Vol 6, Num 22 :: 2007.11.30 — 2007.12.14
The pacing is excruciatingly slow. The time-lapse photographer displays an obsession with the sky. A main character is filmed playing “Für Elise” in its entirety, followed by a good portion of Beethoven’s “Moonlight Sonata.” And perhaps a third of the film consists of minimal, continuous shots following students as they walk down hallways or perform mundane tasks. Some critics reviled Gus Van Sant for such seemingly detached treatment of a subject as emotional as a school shooting, but given the potential for overly sentimental schlock in the wake of tragedy, Elephant may be just right the way it is.
Released in 2003, Elephant was originally intended as a television film about the 1999 massacre at Columbine High School, but was transformed later into a fictional account. Given its proximity to the events at Columbine, the film, though fictional, was still about Columbine. Watching it in 2007, however, it’s also about Virginia Tech and Red Lake and Buell Elementary and too many others.
In Elephant, Van Sant follows a series of characters through an ostensibly normal day as they get sent to the principal’s office, negotiate relationships, eat lunch, participate in discussion, shelve books in the library and develop photos. Early intimations of impending violence, however, disturb the viewer’s potential boredom and nostalgia. As the story line skips back in time over and over again, the questions form a constant backdrop for the ordinary: when will it happen? Who’s going to die?
Van Sant is simultaneously despairing and hopeful about his characters and, by direct association, teenagers in general. Though they’re depicted at times as being mean, vain and ultimately murderous, they’re also variously shy, intelligent, thoughtful, brave, curious, creative and kind. Minimal dialogue and action seems to result in occasional pigeonholing (the “jock” and the “nerd”, for example), but a generous interpretation might allow that the director is taking viewers on a tour of what is easily perceived from the outside, rather than creating a probing character study of internal motivation and memory. He’s showing, not telling, and from the outside, many high school students appear to fall into neat categories, even to each other. But Van Sant hints at more by alluding to the students’ very real power—power to kill, make babies, save lives, parent their parents and create art.
One might conjecture from the film’s marketing poster that Elephant is ultimately about John, a student forced to become an adult too soon who lies to the principal to cover up his father’s alcoholism. Seeking out what he thinks is an abandoned room to cry in, he receives a genuinely tender, comforting kiss from a female classmate. John, in fact, is shown to have some of the same resources and reasons for violence as the eventual shooters—namely, access to firearms and being deeply misunderstood by the administration—but he taps into additional resources that drive him to save people, rather than murder them: community, a sense of humor, and a general delight in the world.
Van Sant’s film, though not very gory, is not easy to watch, nor does it offer cheap hope by neatly tying off all of its story lines.
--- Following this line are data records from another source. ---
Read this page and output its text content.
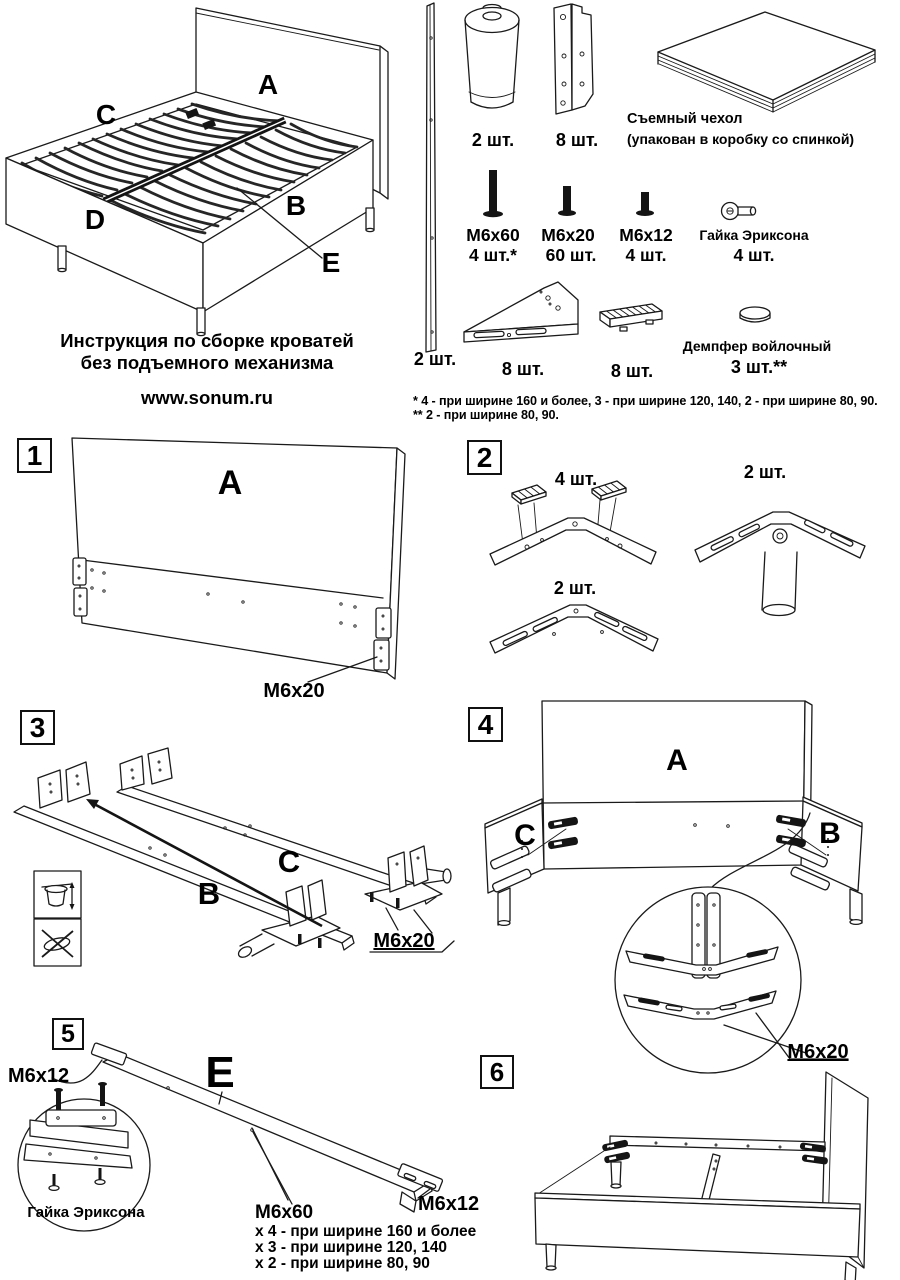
A
C
D	B
E
Инструкция по сборке кроватей
без подъемного механизма
www.sonum.ru
2 шт.
2 шт. 8 шт.
Съемный чехол
(упакован в коробку со спинкой)
М6х60
4 шт.*
М6х20
60 шт.
М6х12
4 шт.
Гайка Эриксона
4 шт.
8 шт.	8 шт.
Демпфер войлочный
3 шт.**
* 4 - при ширине 160 и более, 3 - при ширине 120, 140, 2 - при ширине 80, 90.
** 2 - при ширине 80, 90.
1	2
3	4
5
6
A
M6x20
4 шт.	2 шт.
2 шт.
C
B
M6x20
A
C	B
M6x20
М6х12	E
Гайка Эриксона	М6х60
х 4 - при ширине 160 и более
х 3 - при ширине 120, 140
х 2 - при ширине 80, 90
M6x12
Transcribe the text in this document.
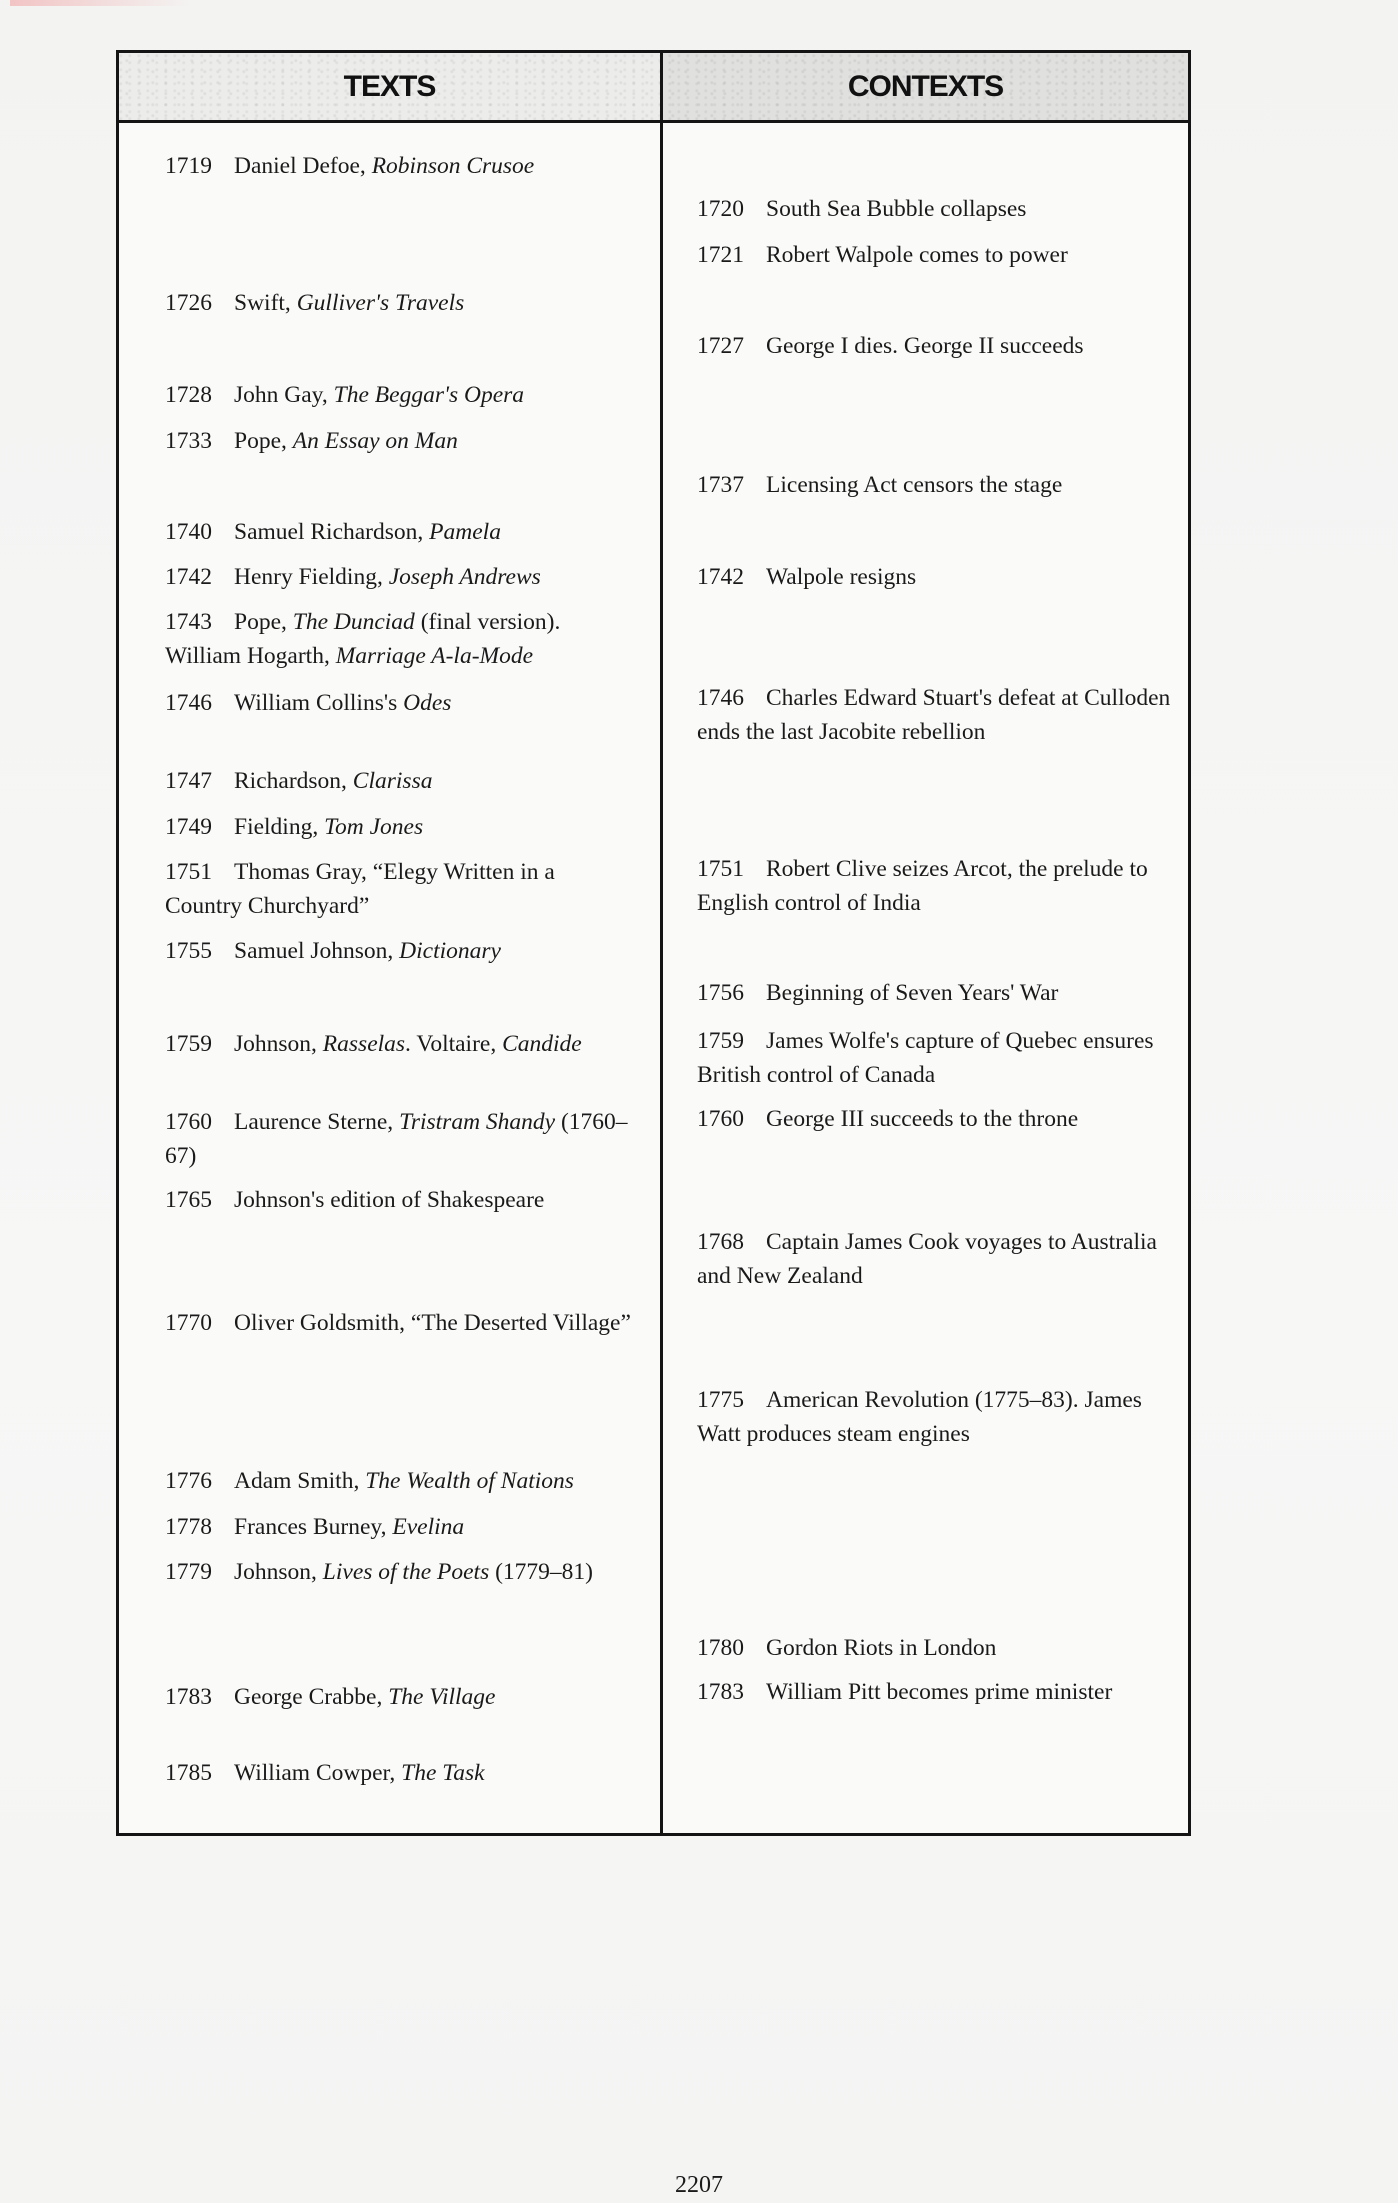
TEXTS	CONTEXTS
1719 Daniel Defoe, Robinson Crusoe
1726 Swift, Gulliver's Travels
1728 John Gay, The Beggar's Opera
1733 Pope, An Essay on Man
1740 Samuel Richardson, Pamela
1742 Henry Fielding, Joseph Andrews
1743 Pope, The Dunciad (final version). William Hogarth, Marriage A-la-Mode
1746 William Collins's Odes
1747 Richardson, Clarissa
1749 Fielding, Tom Jones
1751 Thomas Gray, “Elegy Written in a Country Churchyard”
1755 Samuel Johnson, Dictionary
1759 Johnson, Rasselas. Voltaire, Candide
1760 Laurence Sterne, Tristram Shandy (1760–67)
1765 Johnson's edition of Shakespeare
1770 Oliver Goldsmith, “The Deserted Village”
1776 Adam Smith, The Wealth of Nations
1778 Frances Burney, Evelina
1779 Johnson, Lives of the Poets (1779–81)
1783 George Crabbe, The Village
1785 William Cowper, The Task
1720 South Sea Bubble collapses
1721 Robert Walpole comes to power
1727 George I dies. George II succeeds
1737 Licensing Act censors the stage
1742 Walpole resigns
1746 Charles Edward Stuart's defeat at Culloden ends the last Jacobite rebellion
1751 Robert Clive seizes Arcot, the prelude to English control of India
1756 Beginning of Seven Years' War
1759 James Wolfe's capture of Quebec ensures British control of Canada
1760 George III succeeds to the throne
1768 Captain James Cook voyages to Australia and New Zealand
1775 American Revolution (1775–83). James Watt produces steam engines
1780 Gordon Riots in London
1783 William Pitt becomes prime minister
2207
There are no suicides. There are no rescue teams. There are no police. There are no saviors but the students themselves—students who are also the killers. As we should be in the face of such callous violence, viewers are intentionally left cold and confused, yet with the spark of deeply tender moments still aglow. Such moments are literally touching; as one student gently helps another exit a blood-soaked classroom through a window, we understand Van Sant’s thesis that death will not get the final word. There is a hope no bullet can destroy, but one must look very closely to see it.